Die Kolmogorov-Arnold-Moser-Theorie -- kurz: KAM-Theorie3.2-- macht Aussagen darüber, welche Tori eines integrablen Hamilton-Systems unter einer kleinen Störung erhalten bleiben, wobei Deformationen der erhaltenen Tori möglich sind. Zunächst stellen wir fest, daß bei einem vierdimensionalen integrablen Hamilton-System die gebundenen Trajektorien auf zweidimensionalen Tori im Phasenraum verlaufen. Im Poincaré-Schnitt zeigen sich diese Tori als invariante Linien -- man vergleiche hierzu die konzentrischen geschlossenen Kurven in Abbildung 3.7 3.3. Die Dynamik auf jedem dieser Tori wird durch zwei Frequenzen charakterisiert. Das System erfüllt die KAM-Bedingung, wenn das Verhältnis der beiden Frequenzen, die Windungszahl, ,,hinreichend irrational`` ist. Wir wollen diese Bedingung hier nicht genauer angeben, weisen aber darauf hin, daß die KAM-Bedingung bei zunehmender Störung im allgemeinen strenger wird. Wenn die KAM-Bedingung und einige weitere ,,technische`` Bedingungen erfüllt sind, dann besagt das KAM-Theorem, daß der entsprechende Torus trotz der Störung des Systems erhalten bleibt.

Im Fall einer rationalen Windungszahl $r/s$ können wir angeben, was mit der entsprechenden invarianten Linie geschieht, deren Persistenz ja gerade nicht durch das KAM-Theorem sichergestellt wird. Hier gilt das Theorem von Poincaré und Birkhoff: Unter einer Störung bricht der ,,rationale Torus`` auf und es entstehen $ks$ elliptische und $ks$ hyperbolische $s$-periodische Punkte der Poincaré-Abbildung. Dabei ist $k$ eine natürliche Zahl; meistens gilt $k=1$ [He83]. Die $2ks$ neu entstandenen periodischen Punkte befinden sich dort in der Poincaré-Fläche, wo vorher die noch nicht aufgebrochene invariante Linie lag. Zwischen jeweils zwei elliptischen Punkten liegt ein hyperbolischer Punkt. Eine Poincaré-Birkhoff-Kette -- auch: ,,Inselkette`` -- ist entstanden.

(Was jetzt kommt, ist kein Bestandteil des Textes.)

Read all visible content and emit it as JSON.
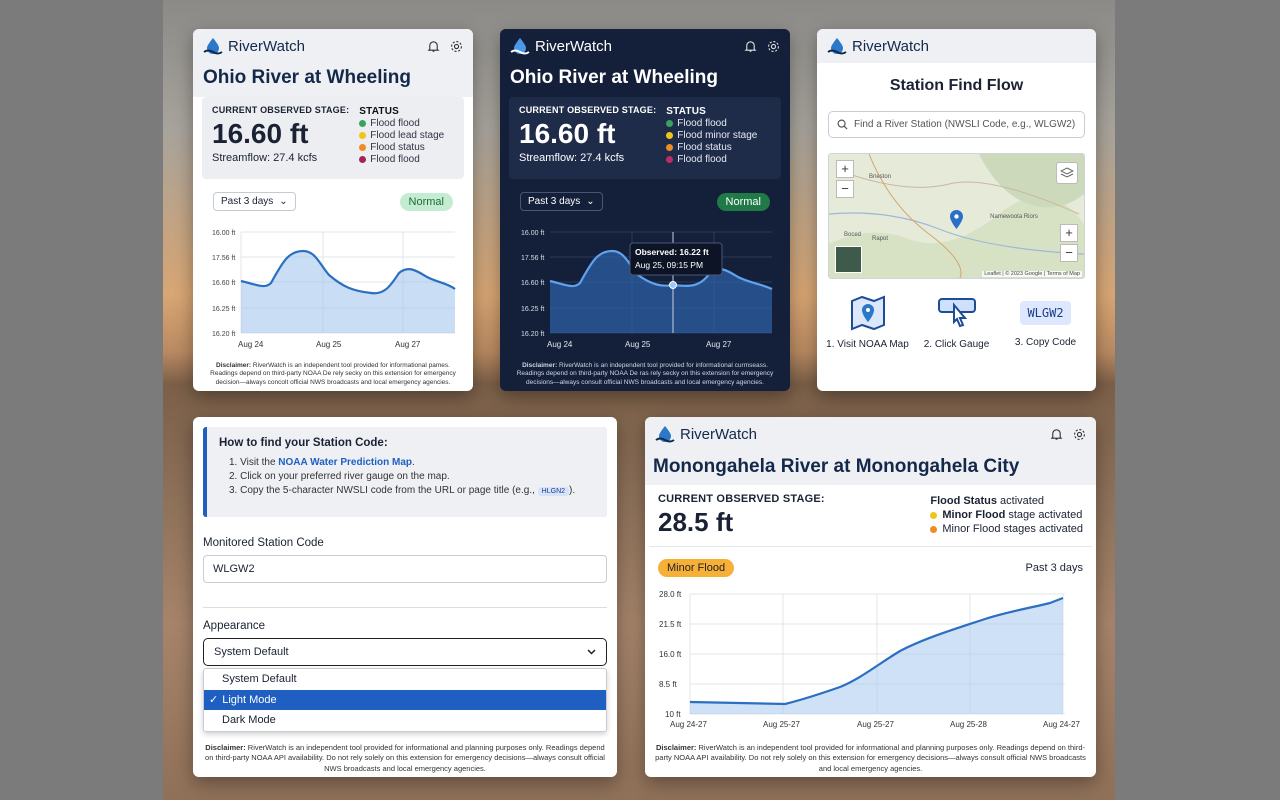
{
  "app": {
    "name": "RiverWatch"
  },
  "light": {
    "title": "Ohio River at Wheeling",
    "stage_label": "CURRENT OBSERVED STAGE:",
    "stage": "16.60 ft",
    "flow": "Streamflow: 27.4 kcfs",
    "status_label": "STATUS",
    "statuses": [
      {
        "label": "Flood flood",
        "color": "#3aa35b"
      },
      {
        "label": "Flood lead stage",
        "color": "#f2c318"
      },
      {
        "label": "Flood status",
        "color": "#f08a24"
      },
      {
        "label": "Flood flood",
        "color": "#a3245a"
      }
    ],
    "range": "Past 3 days",
    "badge": "Normal",
    "disclaimer_b": "Disclaimer:",
    "disclaimer": " RiverWatch is an independent tool provided for informational pames. Readings depend on third-party NOAA De rely secky on this extension for emergency decision—always concolt official NWS broadcasts and local emergency agencies."
  },
  "dark": {
    "title": "Ohio River at Wheeling",
    "stage_label": "CURRENT OBSERVED STAGE:",
    "stage": "16.60 ft",
    "flow": "Streamflow: 27.4 kcfs",
    "status_label": "STATUS",
    "statuses": [
      {
        "label": "Flood flood",
        "color": "#3aa35b"
      },
      {
        "label": "Flood minor stage",
        "color": "#f2c318"
      },
      {
        "label": "Flood status",
        "color": "#f08a24"
      },
      {
        "label": "Flood flood",
        "color": "#c02a67"
      }
    ],
    "range": "Past 3 days",
    "badge": "Normal",
    "tooltip_title": "Observed: 16.22 ft",
    "tooltip_time": "Aug 25, 09:15 PM",
    "disclaimer_b": "Disclaimer:",
    "disclaimer": " RiverWatch is an independent tool provided for informational curmseass. Readings depend on third-party NOAA De ras rely secky on this extension for emergency decisions—always consult official NWS broadcasts and local emergency agencies."
  },
  "ohio_chart": {
    "type": "line",
    "y_ticks": [
      "16.00 ft",
      "17.56 ft",
      "16.60 ft",
      "16.25 ft",
      "16.20 ft"
    ],
    "x_ticks": [
      "Aug 24",
      "Aug 25",
      "Aug 27"
    ]
  },
  "station_find": {
    "title": "Station Find Flow",
    "search_placeholder": "Find a River Station (NWSLI Code, e.g., WLGW2)",
    "map_labels": [
      "Brieston",
      "Namewoota Riors",
      "Boced",
      "Rapot"
    ],
    "attribution": "Leaflet | © 2023 Google | Terms of Map",
    "steps": [
      {
        "label": "1. Visit NOAA Map",
        "icon": "map-icon"
      },
      {
        "label": "2. Click Gauge",
        "icon": "click-icon"
      },
      {
        "label": "3. Copy Code",
        "icon": "code-icon"
      }
    ],
    "code_example": "WLGW2"
  },
  "settings": {
    "howto_title": "How to find your Station Code:",
    "step1_pre": "1. Visit the ",
    "step1_link": "NOAA Water Prediction Map",
    "step1_post": ".",
    "step2": "2. Click on your preferred river gauge on the map.",
    "step3_pre": "3. Copy the 5-character NWSLI code from the URL or page title (e.g., ",
    "step3_chip": "HLGN2",
    "step3_post": ").",
    "code_label": "Monitored Station Code",
    "code_value": "WLGW2",
    "appearance_label": "Appearance",
    "appearance_value": "System Default",
    "options": [
      "System Default",
      "Light Mode",
      "Dark Mode"
    ],
    "selected_option": "Light Mode",
    "check": "✓",
    "disclaimer_b": "Disclaimer:",
    "disclaimer": " RiverWatch is an independent tool provided for informational and planning purposes only. Readings depend on third-party NOAA API availability. Do not rely solely on this extension for emergency decisions—always consult official NWS broadcasts and local emergency agencies."
  },
  "mono": {
    "title": "Monongahela River at Monongahela City",
    "stage_label": "CURRENT OBSERVED STAGE:",
    "stage": "28.5 ft",
    "status_b": "Flood Status",
    "status_rest": " activated",
    "line1_b": "Minor Flood",
    "line1_rest": " stage activated",
    "line1_color": "#f2c318",
    "line2": "Minor Flood stages activated",
    "line2_color": "#f08a24",
    "badge": "Minor Flood",
    "range": "Past 3 days",
    "disclaimer_b": "Disclaimer:",
    "disclaimer": " RiverWatch is an independent tool provided for informational and planning purposes only. Readings depend on third-party NOAA API availability. Do not rely solely on this extension for emergency decisions—always consult official NWS broadcasts and local emergency agencies."
  },
  "mono_chart": {
    "type": "area",
    "y_ticks": [
      "28.0 ft",
      "21.5 ft",
      "16.0 ft",
      "8.5 ft",
      "10 ft"
    ],
    "x_ticks": [
      "Aug 24-27",
      "Aug 25-27",
      "Aug 25-27",
      "Aug 25-28",
      "Aug 24-27"
    ]
  }
}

Jeder elliptische periodische Punkt einer Poincaré-Birkhoff-Kette ist seinerseits wieder von invarianten Linien zweiter Ordnung umgeben. Diese Linien unterliegen ebenfalls dem KAM- und dem Poincaré-Birkhoff-Theorem, brechen bei weiter vergrößerter Störung auf und bilden Inselketten zweiter Ordnung. Durch Fortsetzung dieses Szenarios ergibt sich eine sehr komplizierte ineinander geschachtelte Struktur aus invarianten Linien, elliptischen und hyperbolischen periodischen Punkten. Wegen der auf komplexe Weise ineinander verwobenenen stabilen und instabilen Mannigfaltigkeiten3.4der hyperbolischen periodischen Punkte ist die Dynamik in der Umgebung dieser Punkte hochgradig kompliziert und hängt sensibel von den Anfangsbedingungen des betrachteten Orbits ab. Deswegen werden diese Gebiete als ,,stochastische Gebiete`` bezeichnet. Sie sind für die chaotische Komponente der Bewegung verantwortlich und zeigen sich im Poincaré-Plot als Bereiche mit scheinbar regellos verteilten Punkten. Offensichtlich existieren in den stochastischen Gebieten nur noch sehr wenige oder sogar gar keine invarianten Linien. Demnach verläuft die entsprechende Dynamik im Phasenraum typischerweise nicht auf 2-Tori, und das System ist nicht integrabel.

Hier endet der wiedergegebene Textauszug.